United by a shared moment of circumscribed opportunity, the women worked in vastly different idioms, from independent art films premiering on the international festival circuit to studio comedies and “new woman” dramas to exploitation fare. However disparate their milieus, many shared the same frustrations: the struggle for recognition, paternalism, lack of training and sufficient support, the impenetrable boys’ club of mentorship and patronage, heightened scrutiny, the pressure of representing an entire gender… all ultimately for paltry professional rewards. Smukler locates these filmmakers in a paradox of progress: invited into an environment that was still brutally, institutionally hostile to their presence. Many of their works were butchered; when a film did well, many found themselves pigeonholed. Some found work in TV; others stopped directing. It would be a depressing read if all the women weren’t such inspiring, endearing interviewees. (Elaine May, quoted from a stage Q&A: “Clint Eastwood can do anything because he’s tall and they respect him and in that way it’s better to be Clint Eastwood than to be a woman in Hollywood.”)

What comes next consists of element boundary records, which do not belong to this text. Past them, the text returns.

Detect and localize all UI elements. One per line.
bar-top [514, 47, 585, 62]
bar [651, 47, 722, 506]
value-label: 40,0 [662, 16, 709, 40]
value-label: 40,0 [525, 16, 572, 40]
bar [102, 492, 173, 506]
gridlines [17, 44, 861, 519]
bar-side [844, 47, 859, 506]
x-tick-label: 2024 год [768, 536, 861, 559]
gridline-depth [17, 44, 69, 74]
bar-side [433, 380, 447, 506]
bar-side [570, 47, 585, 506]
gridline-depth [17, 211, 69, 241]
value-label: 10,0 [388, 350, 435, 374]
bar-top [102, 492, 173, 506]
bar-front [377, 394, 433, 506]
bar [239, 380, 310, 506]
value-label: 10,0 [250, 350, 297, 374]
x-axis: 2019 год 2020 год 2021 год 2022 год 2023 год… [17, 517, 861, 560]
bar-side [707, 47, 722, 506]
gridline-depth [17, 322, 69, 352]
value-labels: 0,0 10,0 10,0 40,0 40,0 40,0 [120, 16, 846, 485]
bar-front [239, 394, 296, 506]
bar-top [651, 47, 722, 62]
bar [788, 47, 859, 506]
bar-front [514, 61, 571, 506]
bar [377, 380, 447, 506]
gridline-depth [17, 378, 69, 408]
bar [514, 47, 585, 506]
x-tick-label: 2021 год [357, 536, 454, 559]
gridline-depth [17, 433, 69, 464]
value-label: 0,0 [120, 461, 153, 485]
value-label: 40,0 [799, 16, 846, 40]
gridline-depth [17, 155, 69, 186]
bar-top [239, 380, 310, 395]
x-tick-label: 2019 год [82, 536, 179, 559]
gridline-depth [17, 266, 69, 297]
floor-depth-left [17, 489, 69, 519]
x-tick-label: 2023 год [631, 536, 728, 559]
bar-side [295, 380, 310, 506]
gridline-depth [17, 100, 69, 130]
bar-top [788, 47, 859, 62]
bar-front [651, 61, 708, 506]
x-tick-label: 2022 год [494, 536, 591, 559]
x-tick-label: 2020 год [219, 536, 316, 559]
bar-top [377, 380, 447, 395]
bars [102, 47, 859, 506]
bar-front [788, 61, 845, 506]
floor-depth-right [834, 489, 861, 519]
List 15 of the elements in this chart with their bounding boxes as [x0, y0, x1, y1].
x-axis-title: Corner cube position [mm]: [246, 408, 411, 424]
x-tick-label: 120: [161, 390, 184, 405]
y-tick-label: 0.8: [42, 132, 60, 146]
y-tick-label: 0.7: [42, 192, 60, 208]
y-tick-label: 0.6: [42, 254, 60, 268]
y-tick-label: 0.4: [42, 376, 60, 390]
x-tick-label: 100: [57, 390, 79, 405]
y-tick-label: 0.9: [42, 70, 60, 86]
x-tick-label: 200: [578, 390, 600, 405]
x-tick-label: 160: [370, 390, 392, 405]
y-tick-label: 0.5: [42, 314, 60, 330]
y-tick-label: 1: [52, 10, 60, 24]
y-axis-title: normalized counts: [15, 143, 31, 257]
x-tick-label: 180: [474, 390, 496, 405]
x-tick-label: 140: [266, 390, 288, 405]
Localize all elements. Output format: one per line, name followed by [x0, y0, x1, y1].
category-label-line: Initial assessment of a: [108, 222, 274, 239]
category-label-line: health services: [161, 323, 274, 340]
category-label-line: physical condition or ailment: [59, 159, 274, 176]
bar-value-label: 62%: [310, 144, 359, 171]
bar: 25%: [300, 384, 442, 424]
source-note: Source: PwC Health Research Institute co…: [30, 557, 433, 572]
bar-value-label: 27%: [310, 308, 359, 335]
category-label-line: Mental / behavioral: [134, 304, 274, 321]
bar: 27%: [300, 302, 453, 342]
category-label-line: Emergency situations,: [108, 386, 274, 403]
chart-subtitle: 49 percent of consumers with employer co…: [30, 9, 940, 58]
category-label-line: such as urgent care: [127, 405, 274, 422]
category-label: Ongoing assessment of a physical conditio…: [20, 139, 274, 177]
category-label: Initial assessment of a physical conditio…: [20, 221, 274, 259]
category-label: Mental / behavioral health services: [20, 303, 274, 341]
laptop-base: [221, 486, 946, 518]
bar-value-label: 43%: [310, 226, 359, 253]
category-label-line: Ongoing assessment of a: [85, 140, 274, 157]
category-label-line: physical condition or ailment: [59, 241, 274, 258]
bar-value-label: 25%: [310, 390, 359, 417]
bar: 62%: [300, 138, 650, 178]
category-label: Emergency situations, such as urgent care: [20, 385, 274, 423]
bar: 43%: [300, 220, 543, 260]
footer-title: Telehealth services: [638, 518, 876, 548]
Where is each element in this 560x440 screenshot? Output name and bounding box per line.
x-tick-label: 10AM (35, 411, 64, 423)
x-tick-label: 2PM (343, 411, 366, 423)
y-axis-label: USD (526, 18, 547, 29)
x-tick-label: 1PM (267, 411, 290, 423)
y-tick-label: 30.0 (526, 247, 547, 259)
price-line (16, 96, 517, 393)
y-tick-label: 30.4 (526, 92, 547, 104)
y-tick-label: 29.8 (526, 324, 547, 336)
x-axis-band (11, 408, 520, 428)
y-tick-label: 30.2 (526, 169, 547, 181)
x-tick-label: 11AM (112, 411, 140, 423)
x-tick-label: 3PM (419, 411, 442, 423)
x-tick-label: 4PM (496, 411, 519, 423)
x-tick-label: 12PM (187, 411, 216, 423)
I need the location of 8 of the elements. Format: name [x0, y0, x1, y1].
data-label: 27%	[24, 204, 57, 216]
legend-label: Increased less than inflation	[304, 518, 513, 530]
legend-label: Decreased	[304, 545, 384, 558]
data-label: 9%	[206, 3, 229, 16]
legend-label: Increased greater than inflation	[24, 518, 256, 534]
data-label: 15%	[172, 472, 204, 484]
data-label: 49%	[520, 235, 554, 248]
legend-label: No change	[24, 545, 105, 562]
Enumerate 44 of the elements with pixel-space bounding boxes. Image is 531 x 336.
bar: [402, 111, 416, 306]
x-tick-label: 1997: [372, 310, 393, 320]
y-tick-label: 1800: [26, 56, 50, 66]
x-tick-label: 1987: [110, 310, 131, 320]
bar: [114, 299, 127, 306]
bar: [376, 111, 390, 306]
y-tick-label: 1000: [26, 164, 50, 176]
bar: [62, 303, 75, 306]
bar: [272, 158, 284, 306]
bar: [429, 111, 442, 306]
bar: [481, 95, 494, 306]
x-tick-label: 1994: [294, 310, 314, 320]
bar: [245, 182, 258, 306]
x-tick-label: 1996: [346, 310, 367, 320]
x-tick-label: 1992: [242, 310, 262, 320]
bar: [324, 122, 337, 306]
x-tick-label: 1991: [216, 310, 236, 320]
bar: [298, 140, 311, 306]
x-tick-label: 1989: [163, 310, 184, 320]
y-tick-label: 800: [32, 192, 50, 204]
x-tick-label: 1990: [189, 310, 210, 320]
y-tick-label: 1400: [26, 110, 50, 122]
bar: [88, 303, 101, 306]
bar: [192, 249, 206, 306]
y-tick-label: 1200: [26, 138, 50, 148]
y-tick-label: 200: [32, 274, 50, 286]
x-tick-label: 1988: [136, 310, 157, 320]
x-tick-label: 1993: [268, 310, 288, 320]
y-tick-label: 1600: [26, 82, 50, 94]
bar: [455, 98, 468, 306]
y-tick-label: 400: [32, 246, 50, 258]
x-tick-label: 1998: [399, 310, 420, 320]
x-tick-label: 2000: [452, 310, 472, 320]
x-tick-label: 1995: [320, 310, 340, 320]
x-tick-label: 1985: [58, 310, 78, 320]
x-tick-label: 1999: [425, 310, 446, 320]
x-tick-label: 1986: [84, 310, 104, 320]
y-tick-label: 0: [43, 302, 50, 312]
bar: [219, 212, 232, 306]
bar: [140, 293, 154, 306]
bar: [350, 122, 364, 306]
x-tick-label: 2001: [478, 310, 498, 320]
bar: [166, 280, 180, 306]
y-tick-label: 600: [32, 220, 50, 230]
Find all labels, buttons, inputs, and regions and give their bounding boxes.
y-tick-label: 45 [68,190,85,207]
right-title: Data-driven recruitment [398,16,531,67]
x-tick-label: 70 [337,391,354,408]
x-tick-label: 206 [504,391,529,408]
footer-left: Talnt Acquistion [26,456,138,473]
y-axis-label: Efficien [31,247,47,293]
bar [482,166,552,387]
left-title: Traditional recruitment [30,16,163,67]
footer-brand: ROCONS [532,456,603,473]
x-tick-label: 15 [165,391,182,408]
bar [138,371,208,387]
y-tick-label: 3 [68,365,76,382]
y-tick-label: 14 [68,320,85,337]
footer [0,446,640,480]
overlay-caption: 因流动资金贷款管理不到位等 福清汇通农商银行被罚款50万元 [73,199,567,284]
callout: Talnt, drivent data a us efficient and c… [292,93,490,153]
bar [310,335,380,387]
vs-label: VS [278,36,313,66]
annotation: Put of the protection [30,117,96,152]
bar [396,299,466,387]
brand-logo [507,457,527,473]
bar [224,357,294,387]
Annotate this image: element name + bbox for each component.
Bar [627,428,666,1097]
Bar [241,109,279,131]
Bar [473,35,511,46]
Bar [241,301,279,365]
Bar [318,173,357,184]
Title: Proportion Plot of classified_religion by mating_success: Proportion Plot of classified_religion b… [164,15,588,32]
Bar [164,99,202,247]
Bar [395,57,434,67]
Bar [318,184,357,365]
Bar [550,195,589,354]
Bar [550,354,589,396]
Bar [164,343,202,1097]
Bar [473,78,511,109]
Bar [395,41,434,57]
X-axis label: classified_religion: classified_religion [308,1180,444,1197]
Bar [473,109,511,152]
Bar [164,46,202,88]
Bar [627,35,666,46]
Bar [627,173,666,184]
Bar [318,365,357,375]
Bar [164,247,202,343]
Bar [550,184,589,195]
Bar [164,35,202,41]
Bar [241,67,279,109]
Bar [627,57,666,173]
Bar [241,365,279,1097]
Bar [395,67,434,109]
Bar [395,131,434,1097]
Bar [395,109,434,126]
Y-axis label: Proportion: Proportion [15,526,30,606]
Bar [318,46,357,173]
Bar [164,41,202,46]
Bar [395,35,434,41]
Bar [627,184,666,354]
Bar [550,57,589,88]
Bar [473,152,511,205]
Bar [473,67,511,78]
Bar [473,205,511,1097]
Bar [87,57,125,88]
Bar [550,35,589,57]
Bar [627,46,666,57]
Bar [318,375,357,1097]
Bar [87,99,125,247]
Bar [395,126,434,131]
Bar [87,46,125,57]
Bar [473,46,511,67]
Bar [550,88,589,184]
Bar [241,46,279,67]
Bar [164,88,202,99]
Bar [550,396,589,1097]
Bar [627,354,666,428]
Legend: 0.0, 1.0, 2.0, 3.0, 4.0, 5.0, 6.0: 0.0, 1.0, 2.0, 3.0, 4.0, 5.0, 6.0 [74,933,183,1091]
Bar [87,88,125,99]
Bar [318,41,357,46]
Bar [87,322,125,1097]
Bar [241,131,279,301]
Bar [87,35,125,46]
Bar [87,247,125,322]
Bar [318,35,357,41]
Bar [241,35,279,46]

Smukler bookends the women’s stories with a meticulously researched industrial history of women’s reemergence as directors in Hollywood from the 1960s through the early ’80s, as the newly formed Equal Employment Opportunity Commission offered legal recourse for women and men of color to challenge the industry’s dismal hiring practices. She charts the process of holding the studios and DGA accountable to hiring standards, with both institutions in full self-preservation mode using PR black magic to obfuscate through endless pronouncements of their good intentions while claiming their First Amendment right and artistic responsibility to be free of any affirmative action requirements that would regulate hiring.

Smukler sees the increase of independently produced features in the ’80s as a turning point for women no longer at the mercy of a slow-moving studio system. She’s right, though working independently puts the onus of proving artistic and commercial viability directly on individual artists’ shoulders, dependent on a world of potentially prejudiced funders with no centralized power to reform, however incrementally. That said, it’s impossible to read Liberating Hollywood and not recognize the progress that has been made, even though too much remains sadly familiar. It’s still rough out there, but histories like these keep me moving forward.


Nellie Killian is a film programmer based in New York.